Tony Manero

Réalisé par Pablo Larrain (2009)

Interdit aux moins de 12 ans, Drame
Tony Manero
Durée 97 minutes
Sortie 11/02/2009
Note 5/10

Chili 1978. Raul Peralta, un danseur désoeuvré au début de la cinquantaine, voue une admiration sans faille à Tony Manero, le personnage de John Travolta dans La Fièvre du samedi soir. Il rêve de participer à un concours de sosies à la télévision et prépare en même temps un spectacle de danse dans la petite pension où il habite. Pour réunir l'argent nécessaire à la réalisation de ses projets, Raul n'hésite pas à recourir au meurtre.

La critique

Par Tootpadu 18/11/2008

Le cynisme du personnage principal de ce film chilien, présenté cette année à la Quinzaine des réalisateurs de Cannes, rend la moindre identification avec lui hautement difficile. La détermination immuable de Raul, pour quelque chose de minable qui se décide en fin de compte sur un coup de tête, nous inspire une antipathie profonde. En même temps, l'intransigeance avec laquelle le protagoniste poursuit son but force le respect.
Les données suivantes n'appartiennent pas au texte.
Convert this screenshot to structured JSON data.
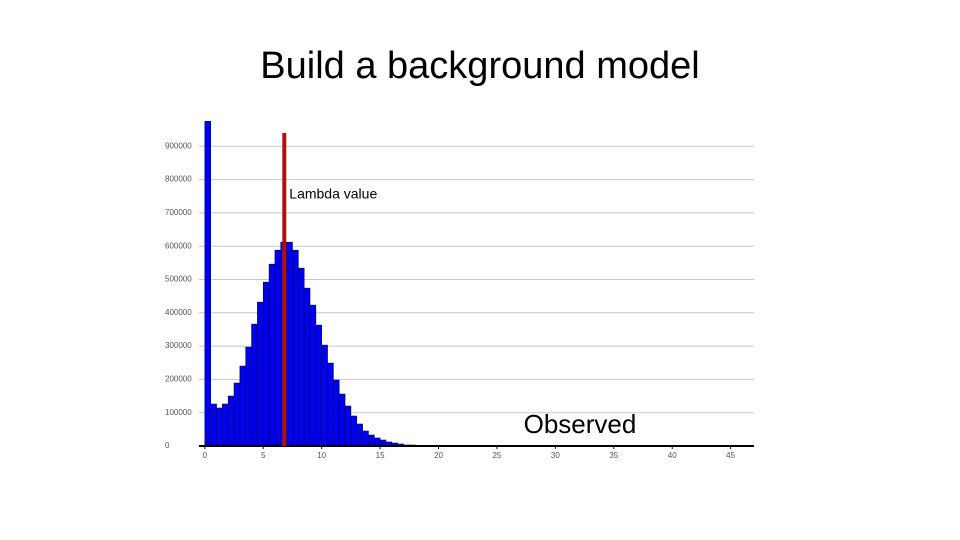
{
  "title": "Build a background model",
  "chart_data": {
    "type": "histogram",
    "xlabel": "Observed",
    "bins": [
      0,
      0.5,
      1,
      1.5,
      2,
      2.5,
      3,
      3.5,
      4,
      4.5,
      5,
      5.5,
      6,
      6.5,
      7,
      7.5,
      8,
      8.5,
      9,
      9.5,
      10,
      10.5,
      11,
      11.5,
      12,
      12.5,
      13,
      13.5,
      14,
      14.5,
      15,
      15.5,
      16,
      16.5,
      17,
      17.5,
      18,
      18.5,
      19
    ],
    "values": [
      975000,
      126000,
      114000,
      126000,
      150000,
      189000,
      240000,
      297000,
      366000,
      432000,
      492000,
      546000,
      588000,
      612000,
      612000,
      588000,
      534000,
      474000,
      423000,
      363000,
      303000,
      249000,
      198000,
      156000,
      120000,
      90000,
      66000,
      45000,
      33000,
      24000,
      18000,
      12000,
      9000,
      6000,
      3000,
      3000,
      1000,
      1000
    ],
    "color": "#0000ee",
    "xlim": [
      -0.5,
      47
    ],
    "xticks": [
      0,
      5,
      10,
      15,
      20,
      25,
      30,
      35,
      40,
      45
    ],
    "ylim": [
      0,
      1000000
    ],
    "yticks": [
      0,
      100000,
      200000,
      300000,
      400000,
      500000,
      600000,
      700000,
      800000,
      900000
    ],
    "grid": true,
    "annotations": [
      {
        "text": "Lambda value",
        "x": 6.8,
        "color": "#b01010"
      }
    ]
  }
}
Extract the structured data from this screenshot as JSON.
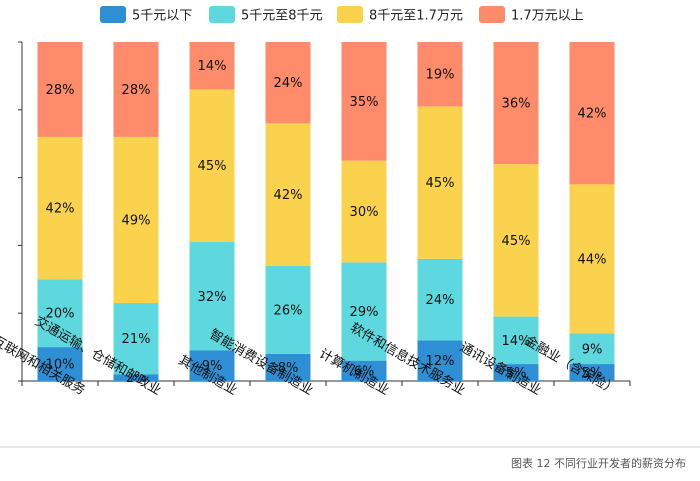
{
  "caption": "图表 12  不同行业开发者的薪资分布",
  "colors": {
    "background": "#ffffff",
    "axis": "#333333",
    "divider": "#cccccc",
    "caption_text": "#555555"
  },
  "chart_data": {
    "type": "bar",
    "stacked": true,
    "percent_stacked": true,
    "ylim": [
      0,
      100
    ],
    "grid": false,
    "legend_position": "top",
    "categories": [
      "互联网和相关服务",
      "交通运输、仓储和邮政业",
      "其他制造业",
      "智能消费设备制造业",
      "计算机制造业",
      "软件和信息技术服务业",
      "通讯设备制造业",
      "金融业（含保险）"
    ],
    "series": [
      {
        "name": "5千元以下",
        "color": "#2E8FD5",
        "values": [
          10,
          2,
          9,
          8,
          6,
          12,
          5,
          5
        ],
        "labels": [
          "10%",
          "2%",
          "9%",
          "8%",
          "6%",
          "12%",
          "5%",
          "5%"
        ]
      },
      {
        "name": "5千元至8千元",
        "color": "#5CD8DE",
        "values": [
          20,
          21,
          32,
          26,
          29,
          24,
          14,
          9
        ],
        "labels": [
          "20%",
          "21%",
          "32%",
          "26%",
          "29%",
          "24%",
          "14%",
          "9%"
        ]
      },
      {
        "name": "8千元至1.7万元",
        "color": "#FAD24E",
        "values": [
          42,
          49,
          45,
          42,
          30,
          45,
          45,
          44
        ],
        "labels": [
          "42%",
          "49%",
          "45%",
          "42%",
          "30%",
          "45%",
          "45%",
          "44%"
        ]
      },
      {
        "name": "1.7万元以上",
        "color": "#FE8C6A",
        "values": [
          28,
          28,
          14,
          24,
          35,
          19,
          36,
          42
        ],
        "labels": [
          "28%",
          "28%",
          "14%",
          "24%",
          "35%",
          "19%",
          "36%",
          "42%"
        ]
      }
    ]
  }
}
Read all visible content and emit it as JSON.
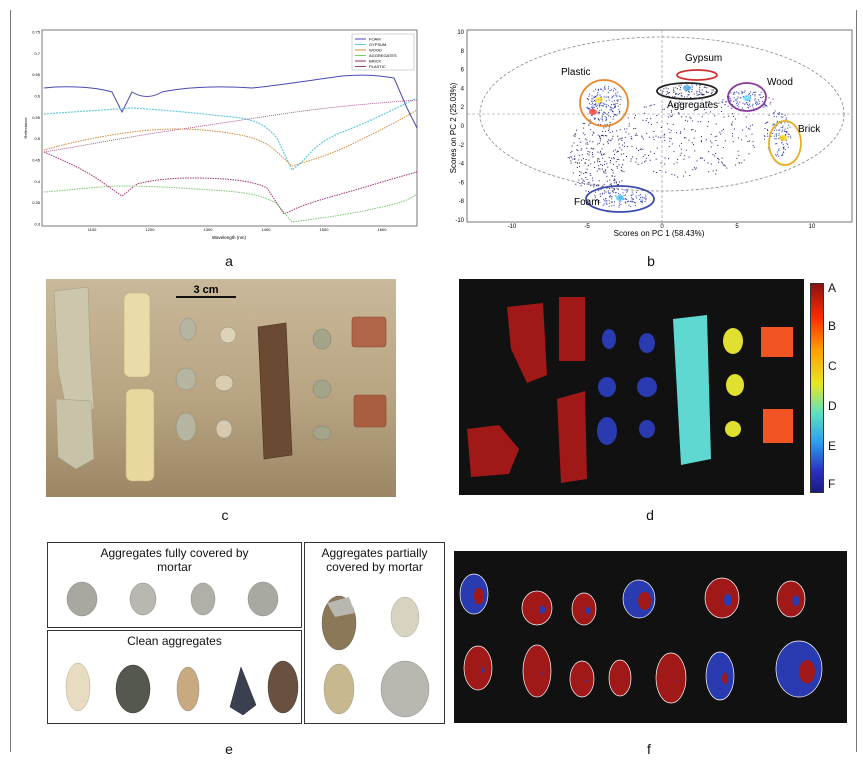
{
  "letters": {
    "a": "a",
    "b": "b",
    "c": "c",
    "d": "d",
    "e": "e",
    "f": "f"
  },
  "panel_a": {
    "ylabel": "Reflectance",
    "xlabel": "Wavelength (nm)",
    "xticks": [
      "1100",
      "1200",
      "1300",
      "1400",
      "1500",
      "1600"
    ],
    "yticks": [
      "0.75",
      "0.7",
      "0.65",
      "0.6",
      "0.55",
      "0.5",
      "0.45",
      "0.4",
      "0.35",
      "0.3"
    ],
    "legend": [
      "FOAM",
      "GYPSUM",
      "WOOD",
      "AGGREGATES",
      "BRICK",
      "PLASTIC"
    ],
    "colors": [
      "#4a4ab0",
      "#66c8dd",
      "#d08a3a",
      "#7bc870",
      "#a03070",
      "#9a3a7a"
    ]
  },
  "panel_b": {
    "xlabel": "Scores on PC 1 (58.43%)",
    "ylabel": "Scores on PC 2 (25.03%)",
    "xticks": [
      "-10",
      "-5",
      "0",
      "5",
      "10"
    ],
    "yticks": [
      "10",
      "8",
      "6",
      "4",
      "2",
      "0",
      "-2",
      "-4",
      "-6",
      "-8",
      "-10"
    ],
    "labels": {
      "plastic": "Plastic",
      "gypsum": "Gypsum",
      "aggregates": "Aggregates",
      "wood": "Wood",
      "brick": "Brick",
      "foam": "Foam"
    },
    "ellipse_colors": {
      "plastic": "#e8862a",
      "gypsum": "#d03030",
      "aggregates": "#222222",
      "wood": "#8a3a9a",
      "brick": "#e8b020",
      "foam": "#3a4ab0"
    }
  },
  "panel_c": {
    "scale": "3 cm"
  },
  "panel_d": {
    "colorbar": [
      "A",
      "B",
      "C",
      "D",
      "E",
      "F"
    ]
  },
  "panel_e": {
    "box1": "Aggregates fully covered by mortar",
    "box2": "Clean aggregates",
    "box3": "Aggregates partially covered by mortar"
  },
  "colors": {
    "classA": "#a01818",
    "classF": "#2a3ab0",
    "background": "#111111"
  }
}
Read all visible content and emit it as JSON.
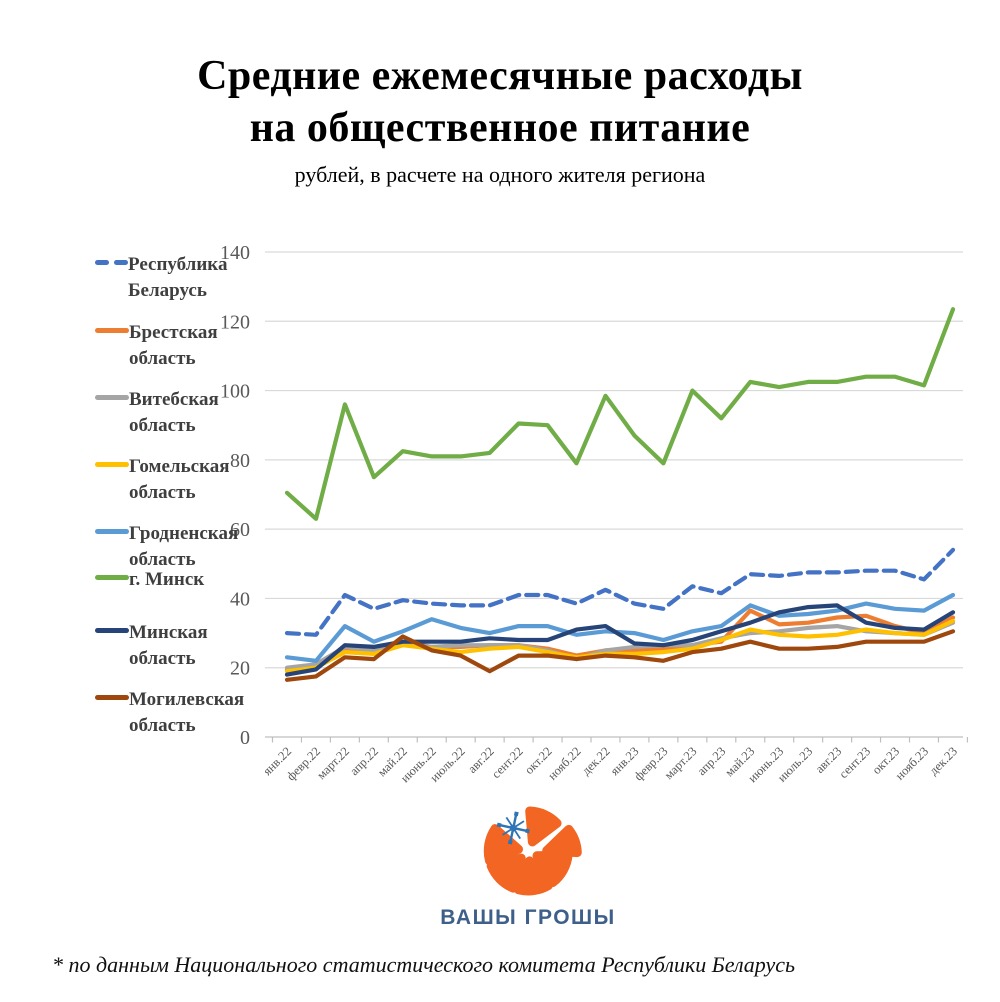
{
  "title": {
    "line1": "Средние ежемесячные расходы",
    "line2": "на общественное питание",
    "subtitle": "рублей, в расчете на одного жителя региона"
  },
  "footnote": "* по данным Национального статистического комитета Республики Беларусь",
  "logo": {
    "text": "ВАШЫ ГРОШЫ",
    "orange": "#F26522",
    "ornament_blue": "#2E75B6",
    "text_color": "#3E5F8A"
  },
  "chart_data": {
    "type": "line",
    "x": [
      "янв.22",
      "февр.22",
      "март.22",
      "апр.22",
      "май.22",
      "июнь.22",
      "июль.22",
      "авг.22",
      "сент.22",
      "окт.22",
      "нояб.22",
      "дек.22",
      "янв.23",
      "февр.23",
      "март.23",
      "апр.23",
      "май.23",
      "июнь.23",
      "июль.23",
      "авг.23",
      "сент.23",
      "окт.23",
      "нояб.23",
      "дек.23"
    ],
    "ylim": [
      0,
      140
    ],
    "ytick_step": 20,
    "grid": true,
    "legend_position": "left",
    "gridline_color": "#D9D9D9",
    "axis_line_color": "#BFBFBF",
    "axis_label_color": "#595959",
    "series": [
      {
        "name": "Республика Беларусь",
        "color": "#4472C4",
        "dash": true,
        "values": [
          30,
          29.5,
          41,
          37,
          39.5,
          38.5,
          38,
          38,
          41,
          41,
          38.5,
          42.5,
          38.5,
          37,
          43.5,
          41.5,
          47,
          46.5,
          47.5,
          47.5,
          48,
          48,
          45.5,
          54
        ]
      },
      {
        "name": "Брестская область",
        "color": "#ED7D31",
        "dash": false,
        "values": [
          19.5,
          21,
          25.5,
          24.5,
          27.5,
          26,
          26,
          26.5,
          26.5,
          25.5,
          23.5,
          25,
          25,
          25.5,
          26.5,
          27.5,
          36.5,
          32.5,
          33,
          34.5,
          35,
          32,
          30,
          34.5
        ]
      },
      {
        "name": "Витебская область",
        "color": "#A5A5A5",
        "dash": false,
        "values": [
          20,
          21,
          26,
          25,
          27,
          26,
          26.5,
          26.5,
          26.5,
          25,
          22.5,
          25,
          26,
          26.5,
          26.5,
          28.5,
          30,
          30.5,
          31.5,
          32,
          30.5,
          30,
          29.5,
          33
        ]
      },
      {
        "name": "Гомельская область",
        "color": "#FFC000",
        "dash": false,
        "values": [
          19,
          20,
          24.5,
          24,
          26.5,
          25.5,
          24.5,
          25.5,
          26,
          24.5,
          23,
          24,
          24,
          24.5,
          25.5,
          28,
          31,
          29.5,
          29,
          29.5,
          31,
          30,
          29.5,
          33.5
        ]
      },
      {
        "name": "Гродненская область",
        "color": "#5B9BD5",
        "dash": false,
        "values": [
          23,
          22,
          32,
          27.5,
          30.5,
          34,
          31.5,
          30,
          32,
          32,
          29.5,
          30.5,
          30,
          28,
          30.5,
          32,
          38,
          35,
          35.5,
          36.5,
          38.5,
          37,
          36.5,
          41
        ]
      },
      {
        "name": "г. Минск",
        "color": "#70AD47",
        "dash": false,
        "values": [
          70.5,
          63,
          96,
          75,
          82.5,
          81,
          81,
          82,
          90.5,
          90,
          79,
          98.5,
          87,
          79,
          100,
          92,
          102.5,
          101,
          102.5,
          102.5,
          104,
          104,
          101.5,
          123.5
        ]
      },
      {
        "name": "Минская область",
        "color": "#264478",
        "dash": false,
        "values": [
          18,
          19.5,
          26.5,
          26,
          27.5,
          27.5,
          27.5,
          28.5,
          28,
          28,
          31,
          32,
          27,
          26.5,
          28,
          30.5,
          33,
          36,
          37.5,
          38,
          33,
          31.5,
          31,
          36
        ]
      },
      {
        "name": "Могилевская область",
        "color": "#9E480E",
        "dash": false,
        "values": [
          16.5,
          17.5,
          23,
          22.5,
          29,
          25,
          23.5,
          19,
          23.5,
          23.5,
          22.5,
          23.5,
          23,
          22,
          24.5,
          25.5,
          27.5,
          25.5,
          25.5,
          26,
          27.5,
          27.5,
          27.5,
          30.5
        ]
      }
    ]
  }
}
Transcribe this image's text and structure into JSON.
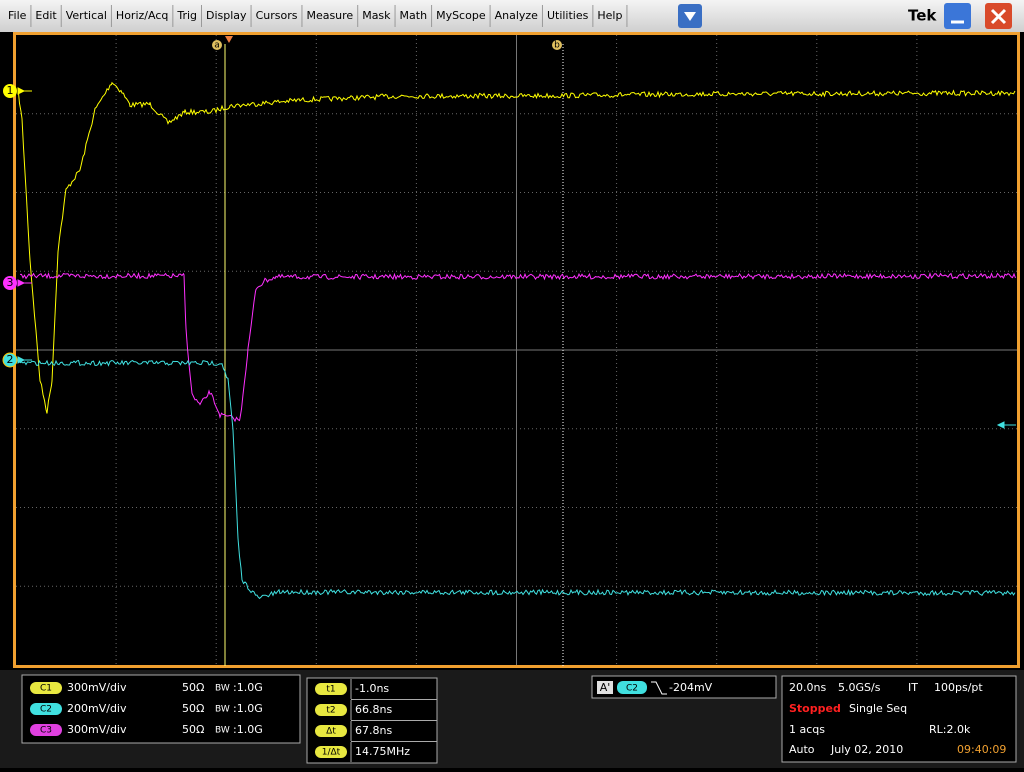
{
  "menu": {
    "items": [
      "File",
      "Edit",
      "Vertical",
      "Horiz/Acq",
      "Trig",
      "Display",
      "Cursors",
      "Measure",
      "Mask",
      "Math",
      "MyScope",
      "Analyze",
      "Utilities",
      "Help"
    ],
    "brand": "Tek"
  },
  "cursors": {
    "a": "a",
    "b": "b"
  },
  "markers": {
    "ch1": "1",
    "ch3": "3",
    "ch2": "2"
  },
  "channels": [
    {
      "badge": "C1",
      "scale": "300mV/div",
      "impedance": "50Ω",
      "bw_label": "BW",
      "bandwidth": ":1.0G"
    },
    {
      "badge": "C2",
      "scale": "200mV/div",
      "impedance": "50Ω",
      "bw_label": "BW",
      "bandwidth": ":1.0G"
    },
    {
      "badge": "C3",
      "scale": "300mV/div",
      "impedance": "50Ω",
      "bw_label": "BW",
      "bandwidth": ":1.0G"
    }
  ],
  "cursor_readout": [
    {
      "label": "t1",
      "value": "-1.0ns"
    },
    {
      "label": "t2",
      "value": "66.8ns"
    },
    {
      "label": "Δt",
      "value": "67.8ns"
    },
    {
      "label": "1/Δt",
      "value": "14.75MHz"
    }
  ],
  "trigger": {
    "mode": "A'",
    "source": "C2",
    "level": "-204mV"
  },
  "acquisition": {
    "timebase": "20.0ns",
    "sample_rate": "5.0GS/s",
    "mode": "IT",
    "resolution": "100ps/pt",
    "status": "Stopped",
    "sequence": "Single Seq",
    "acqs": "1 acqs",
    "record_length": "RL:2.0k",
    "trigger_mode": "Auto",
    "date": "July 02, 2010",
    "time": "09:40:09"
  }
}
Convaincu de sa propre superiorité et de celle de son idole, cet homme égoïste et guère gracieux s'engage dans un cercle infernal duquel il lui sera quasiment impossible de sortir.
Car Tony Manero appartient aussi à cette tradition des films sur les tueurs en série, un peu passés de mode, qui enregistrent sans états d'âme des explosions d'une violence gratuite. Les assassinats à mains nues, que Raul pratique sans le moindre remords, s'expliquent par une nécessité nihiliste et démesurée, qui se fonde sur un désaveu complet de la dignité humaine. Leur atrocité est d'autant plus malsaine qu'ils servent un but sans grande valeur, un artifice ringard dans un monde morne et soumis.
La mise en scène de Pablo Larrain, qui en est à son deuxième long-métrage, est finalement plutôt indécise, entre la décadence individuelle de son protagoniste méprisable et le cadre historique des années Pinochet, qui marquaient une pause relative en 1978 en termes de répression brutale. En dépit d'un régime militaire totalitaire, les crimes de Monsieur Peralta ne sont ainsi nullement condamnés, laissant l'assassin face à son absence de conscience.